Memo HW 5

New York City College of Technology, CUNY

Department of Hospitality Management

 

Janet Lefler Dining Room

                                                                                    MEMORANDUM

To: Professor Abreu, Director of Service

From: Jonathan Ortega, Student

Date: March 7, 2019

Re: Can a Pop-Up Settle Down Without Losing It Fizz?

                                                                                                                                                           

 

In the article that I read Pete Wells is going to be reviewing a pop-up place. He starts say how pop-ups are a fun place to eat and to have a good time. During the review he was talking about a Danish Chef Bo Bech who created a pop-up kitchen at Cosme in Manhattan, and that he is some ingredients that he was thought by farmers and Shelli fisher that happened to be from Virginia.  Pete Well goes on by saying that former pop-up Oxalis chef Nico Russell is a veteran of Daniel which is from New York. Wells claims that Russell has ducked through many series of restaurants that maybe would have given him the key.

Mr. Russell has sold some tickets on his Oxalis dinner, and he did good that a few investors were interested. And that is how he was able to have a place in Crown Heights and he opened in November in Brooklyn Museum. According to Well Mr. Russell has a vision for Oxalis, and it is the one behind the bistronomie movement in France and the followers from abroad carefully considered food served without the hoopla that drives up tabs. And he goes onto talk about dinner that is a reasonable price of $60. And how both the price and the understated cooking style reminded him of Contra, which opened with a five-course, $55 menu.

Pete wells starts to give advice on how the dining room could use some boost to make it look better. And he argues that the way the servers have been coached on their lines so far underlines the decorative stiffness.

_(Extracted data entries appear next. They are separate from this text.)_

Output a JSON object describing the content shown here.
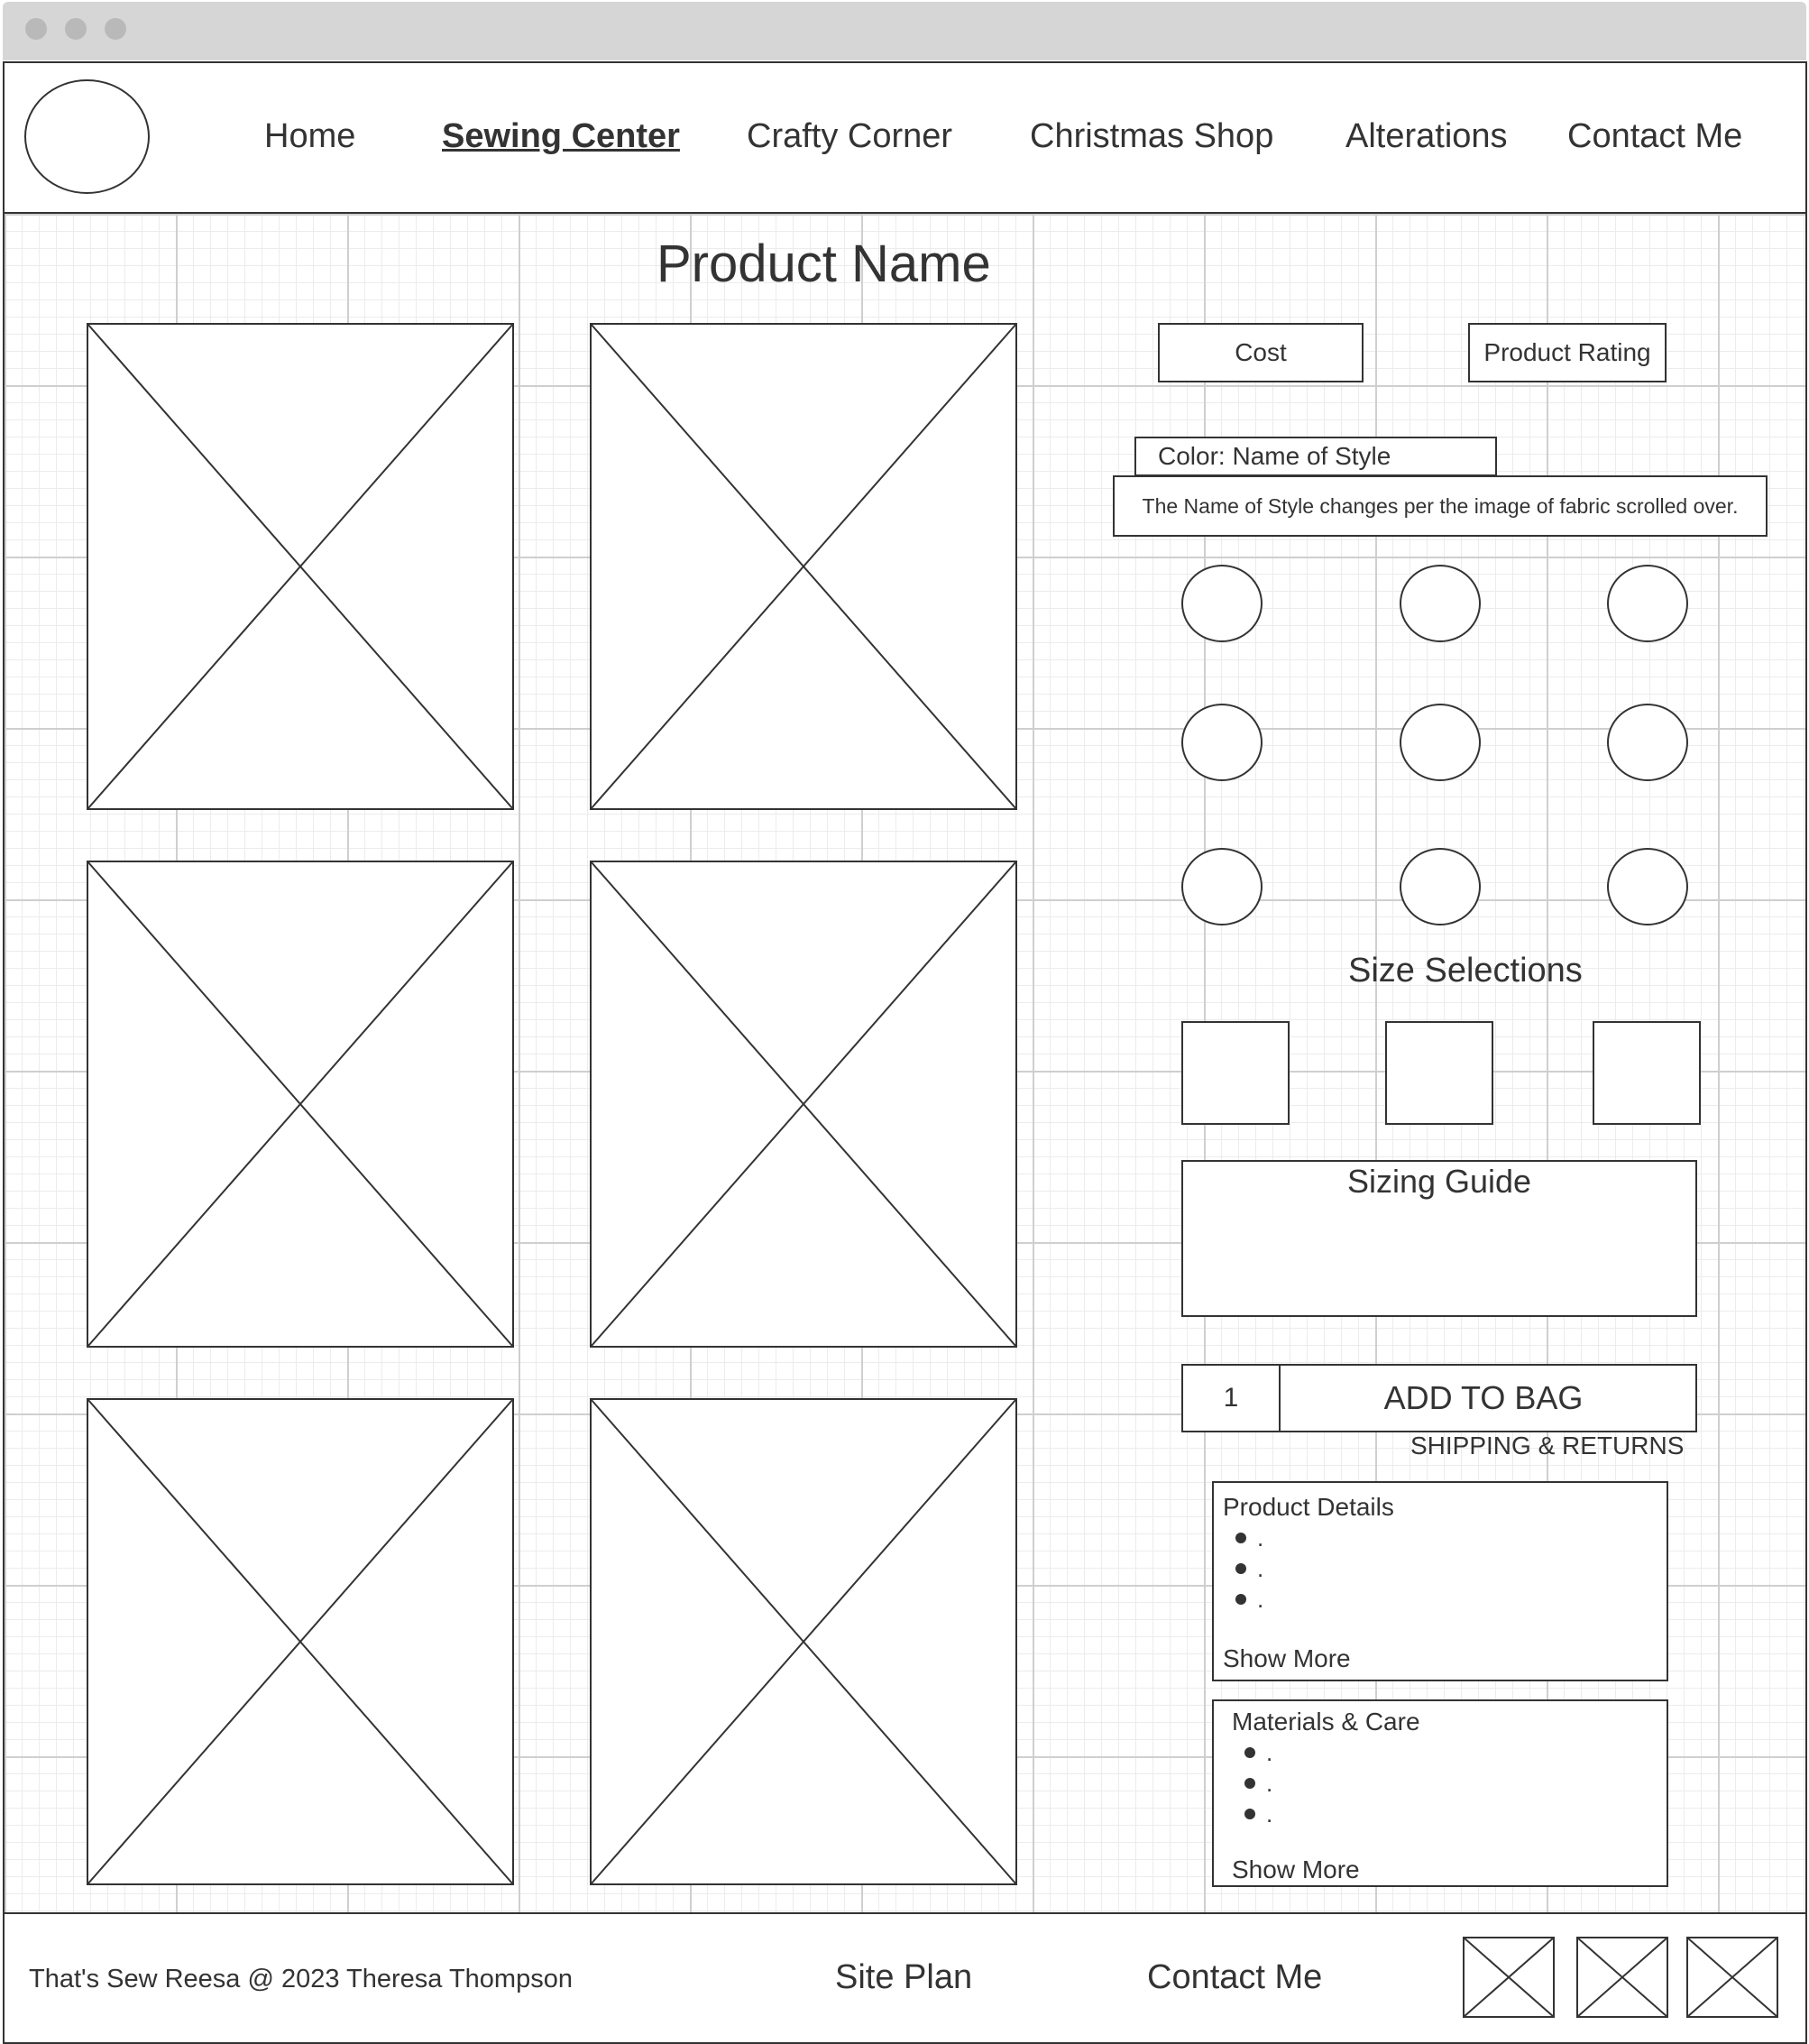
{
  "nav": {
    "items": [
      "Home",
      "Sewing Center",
      "Crafty Corner",
      "Christmas Shop",
      "Alterations",
      "Contact Me"
    ]
  },
  "product": {
    "name": "Product Name",
    "cost_label": "Cost",
    "rating_label": "Product Rating",
    "color_label": "Color: Name of Style",
    "color_note": "The Name of Style changes per the image of fabric scrolled over.",
    "size_heading": "Size Selections",
    "sizing_guide": "Sizing Guide",
    "quantity": "1",
    "add_to_bag": "ADD TO BAG",
    "shipping_returns": "SHIPPING & RETURNS"
  },
  "details": {
    "title": "Product Details",
    "items": [
      ".",
      ".",
      "."
    ],
    "show_more": "Show More"
  },
  "materials": {
    "title": "Materials & Care",
    "items": [
      ".",
      ".",
      "."
    ],
    "show_more": "Show More"
  },
  "footer": {
    "copyright": "That's Sew Reesa @ 2023 Theresa Thompson",
    "site_plan": "Site Plan",
    "contact": "Contact Me"
  }
}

And that the servers are always trying to push a nonalcoholic beverage pairing for $20. Before ending the review, Wells said that sometimes he wondered whether it would get the air circulating if the bar popped up in the dining room, or vice versa. There’s probably some simple fix, or a series of them, that would give Oxalis some of its old sense of adventure. You can sense it lying there, waiting, when you taste that cajeta, those scallops, the fantastic little potato cakes.

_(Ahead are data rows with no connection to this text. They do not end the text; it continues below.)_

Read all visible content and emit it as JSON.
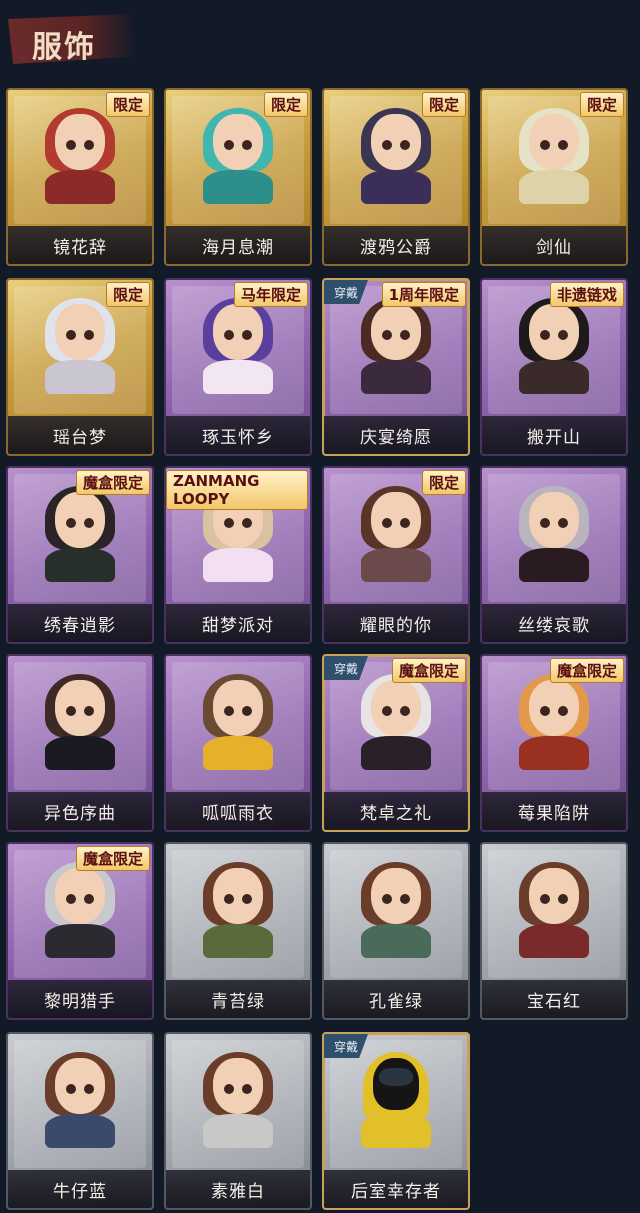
{
  "header": {
    "title": "服饰"
  },
  "costumes": [
    {
      "name": "镜花辞",
      "frame": "gold",
      "tag": "限定",
      "equipped": false
    },
    {
      "name": "海月息潮",
      "frame": "gold",
      "tag": "限定",
      "equipped": false
    },
    {
      "name": "渡鸦公爵",
      "frame": "gold",
      "tag": "限定",
      "equipped": false
    },
    {
      "name": "剑仙",
      "frame": "gold",
      "tag": "限定",
      "equipped": false
    },
    {
      "name": "瑶台梦",
      "frame": "gold",
      "tag": "限定",
      "equipped": false
    },
    {
      "name": "琢玉怀乡",
      "frame": "purple",
      "tag": "马年限定",
      "equipped": false
    },
    {
      "name": "庆宴绮愿",
      "frame": "purple",
      "tag": "1周年限定",
      "equipped": true,
      "equipped_label": "穿戴"
    },
    {
      "name": "搬开山",
      "frame": "purple",
      "tag": "非遗链戏",
      "equipped": false
    },
    {
      "name": "绣春逍影",
      "frame": "purple",
      "tag": "魔盒限定",
      "equipped": false
    },
    {
      "name": "甜梦派对",
      "frame": "purple",
      "tag": "ZANMANG LOOPY",
      "equipped": false
    },
    {
      "name": "耀眼的你",
      "frame": "purple",
      "tag": "限定",
      "equipped": false
    },
    {
      "name": "丝缕哀歌",
      "frame": "purple",
      "tag": "",
      "equipped": false
    },
    {
      "name": "异色序曲",
      "frame": "purple",
      "tag": "",
      "equipped": false
    },
    {
      "name": "呱呱雨衣",
      "frame": "purple",
      "tag": "",
      "equipped": false
    },
    {
      "name": "梵卓之礼",
      "frame": "purple",
      "tag": "魔盒限定",
      "equipped": true,
      "equipped_label": "穿戴"
    },
    {
      "name": "莓果陷阱",
      "frame": "purple",
      "tag": "魔盒限定",
      "equipped": false
    },
    {
      "name": "黎明猎手",
      "frame": "purple",
      "tag": "魔盒限定",
      "equipped": false
    },
    {
      "name": "青苔绿",
      "frame": "gray",
      "tag": "",
      "equipped": false
    },
    {
      "name": "孔雀绿",
      "frame": "gray",
      "tag": "",
      "equipped": false
    },
    {
      "name": "宝石红",
      "frame": "gray",
      "tag": "",
      "equipped": false
    },
    {
      "name": "牛仔蓝",
      "frame": "gray",
      "tag": "",
      "equipped": false
    },
    {
      "name": "素雅白",
      "frame": "gray",
      "tag": "",
      "equipped": false
    },
    {
      "name": "后室幸存者",
      "frame": "gray",
      "tag": "",
      "equipped": true,
      "equipped_label": "穿戴"
    }
  ],
  "colors": {
    "background": "#121a28",
    "gold_frame": "#c79b3c",
    "purple_frame": "#8e64ad",
    "gray_frame": "#9fa3aa",
    "tag_text": "#5a1010"
  }
}
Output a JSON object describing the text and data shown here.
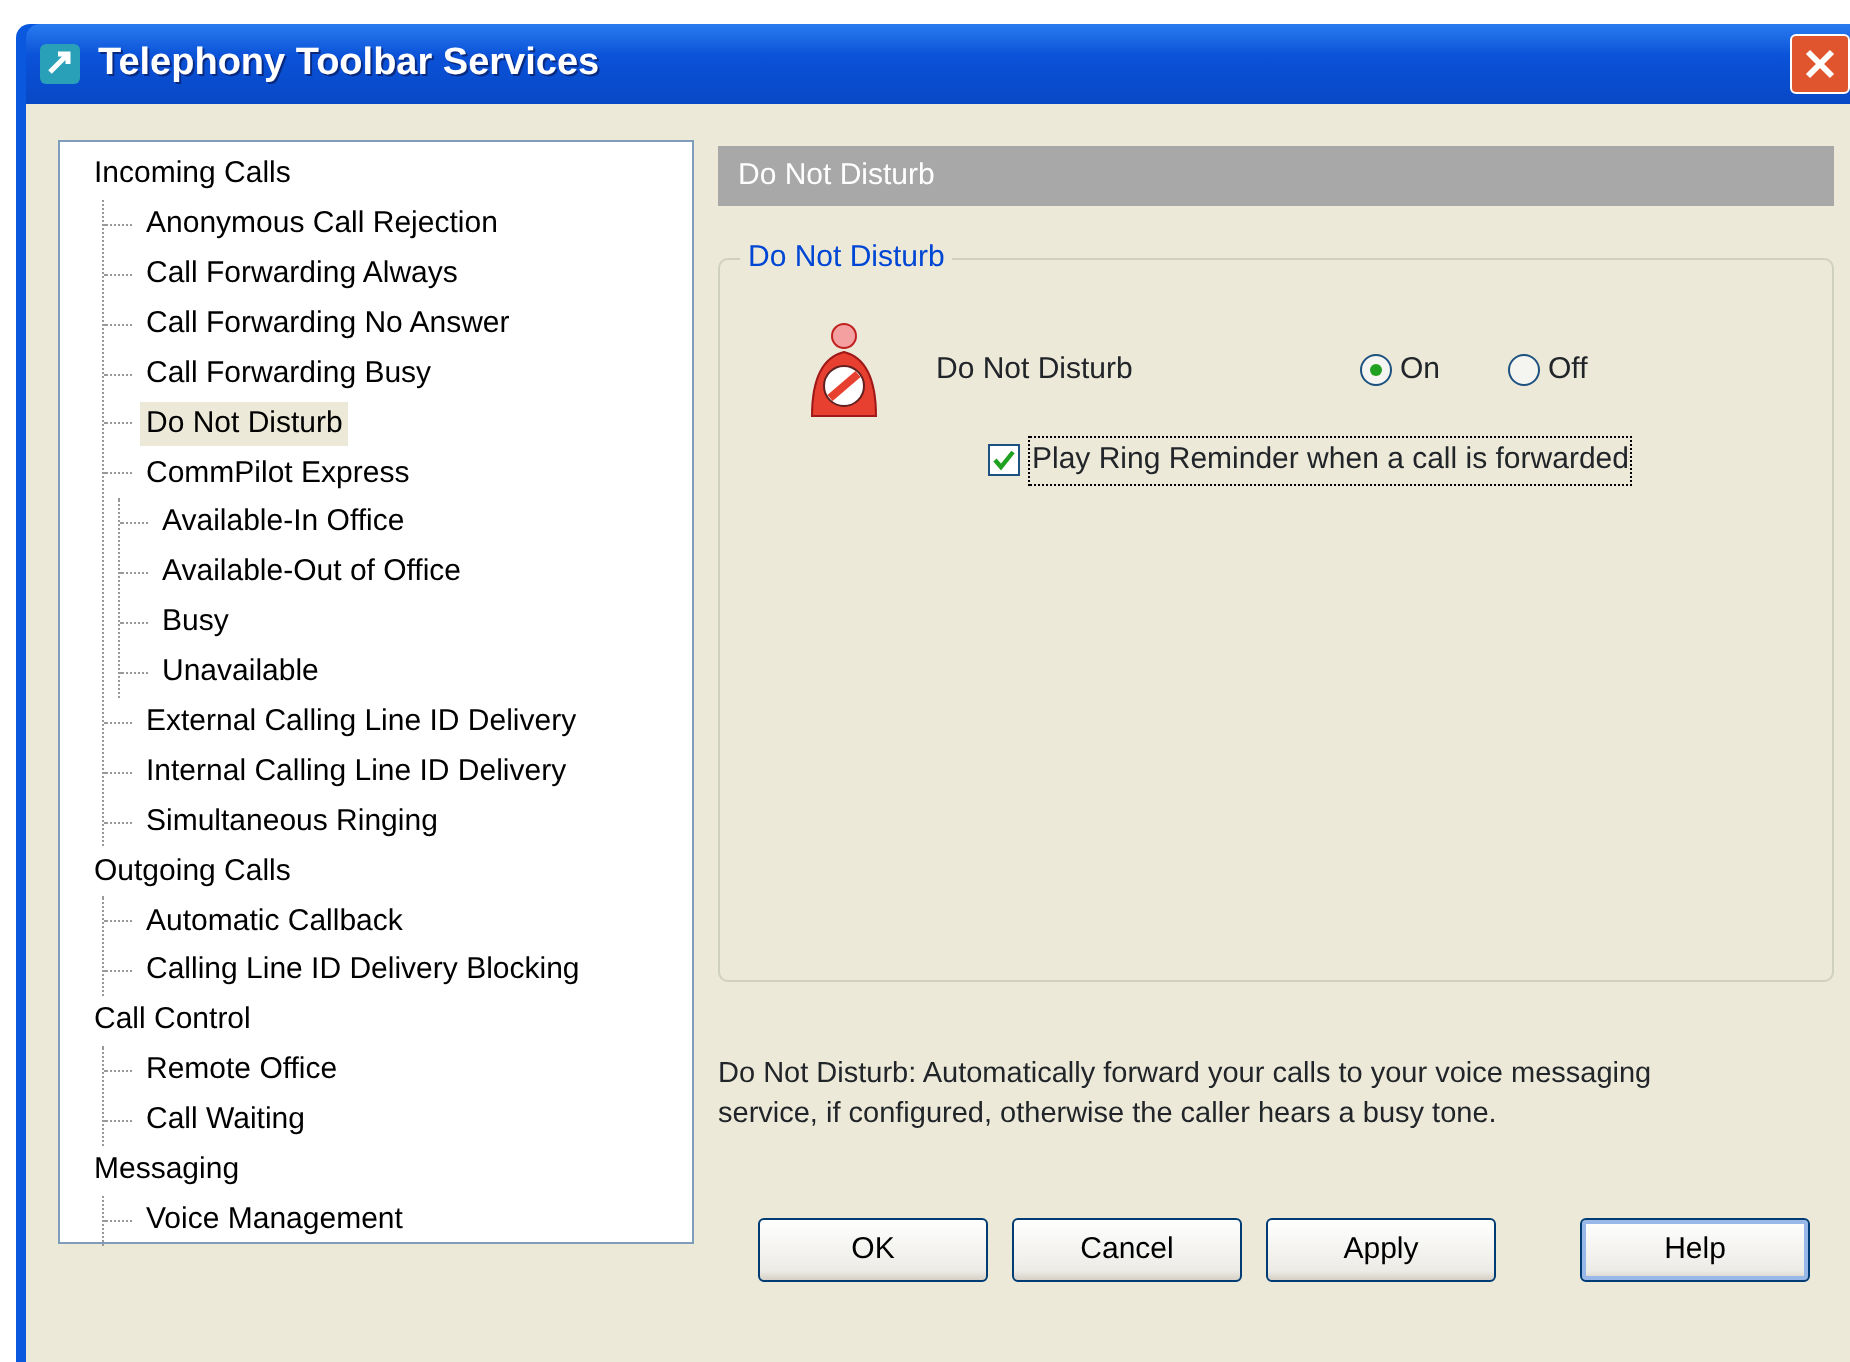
{
  "window": {
    "title": "Telephony Toolbar Services"
  },
  "tree": [
    {
      "label": "Incoming Calls",
      "selected": false,
      "children": [
        {
          "label": "Anonymous Call Rejection",
          "selected": false
        },
        {
          "label": "Call Forwarding Always",
          "selected": false
        },
        {
          "label": "Call Forwarding No Answer",
          "selected": false
        },
        {
          "label": "Call Forwarding Busy",
          "selected": false
        },
        {
          "label": "Do Not Disturb",
          "selected": true
        },
        {
          "label": "CommPilot Express",
          "selected": false,
          "children": [
            {
              "label": "Available-In Office",
              "selected": false
            },
            {
              "label": "Available-Out of Office",
              "selected": false
            },
            {
              "label": "Busy",
              "selected": false
            },
            {
              "label": "Unavailable",
              "selected": false
            }
          ]
        },
        {
          "label": "External Calling Line ID Delivery",
          "selected": false
        },
        {
          "label": "Internal Calling Line ID Delivery",
          "selected": false
        },
        {
          "label": "Simultaneous Ringing",
          "selected": false
        }
      ]
    },
    {
      "label": "Outgoing Calls",
      "selected": false,
      "children": [
        {
          "label": "Automatic Callback",
          "selected": false
        },
        {
          "label": "Calling Line ID Delivery Blocking",
          "selected": false
        }
      ]
    },
    {
      "label": "Call Control",
      "selected": false,
      "children": [
        {
          "label": "Remote Office",
          "selected": false
        },
        {
          "label": "Call Waiting",
          "selected": false
        }
      ]
    },
    {
      "label": "Messaging",
      "selected": false,
      "children": [
        {
          "label": "Voice Management",
          "selected": false
        }
      ]
    }
  ],
  "panel": {
    "header": "Do Not Disturb",
    "group_title": "Do Not Disturb",
    "setting_label": "Do Not Disturb",
    "options": [
      {
        "label": "On",
        "selected": true
      },
      {
        "label": "Off",
        "selected": false
      }
    ],
    "checkbox": {
      "label": "Play Ring Reminder when a call is forwarded",
      "checked": true
    },
    "description": "Do Not Disturb: Automatically forward your calls to your voice messaging service, if configured, otherwise the caller hears a busy tone."
  },
  "buttons": [
    {
      "label": "OK",
      "focused": false
    },
    {
      "label": "Cancel",
      "focused": false
    },
    {
      "label": "Apply",
      "focused": false
    },
    {
      "label": "Help",
      "focused": true
    }
  ]
}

Memo Week 4 Restaurant Review

New York City College of Technology, CUNY

Department of Hospitality Management

Janet Lefler Dining Room

                                               MEMORANDUM

To: Professor Abreu, Director of Service

From: Jonathan Ortega, Student

Date: February 21, 2019

Re: Serving All the Food Nouvelle Cuisine Couldn’t Kill

                                                                                                                                                           

In the article in the New York Times by Pete Wells “Serving All the Food Nouvelle Cuisine Couldn’t Kill”. This restaurant is a French cuisine place. It seems that Pete Wells is to be talking about Le Pavillon, La Cote Basque and Keith McNally and how they are unpopular. And talks about the doors of that establishment. It has a landmark of a self-possession, He goes on to talk about the disregard to the time and the thing that was not brought up to their cremes brulees and the blood sausages and fleuries. And that is what is helping to develop the ground of the city.

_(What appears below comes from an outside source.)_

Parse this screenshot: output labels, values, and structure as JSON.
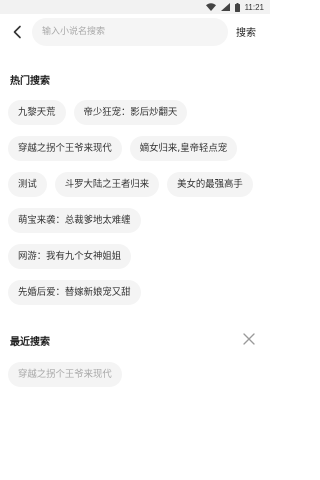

The restaurant Bistro Pierre Lapin, the chef and restaurateur Harold Moore. And this has opened in West Village. Pete Wells talks about how Pierre Lapin has thrown in some frills beyond the simple formula. And that Pierre has a rich and creamy, antique cooking and all of the stuff nouvelle cuisine is trying to kill. Pete Wells in his review about Pierre Lapin and how he has made a few changes in the food that Lapin makes. According to Pete Wells the dish that Pierre Lapin has made had cognac color, lampshades of teacups. Wells argues that lapin make a rich and creamy antique form of cooking and how the stuff nouvelle cuisine tried to kill.

In the article claims that as soon as you order your food you will get a feeling on how this place is going to be like. And he goes on to talk about how before your food arrives you are served with baguette, butter, cheese spread, put on a pork pate. It is a form of snack that is there to take away the hunger that people had. Wells order a food called Brie, he said that the dish was not bad.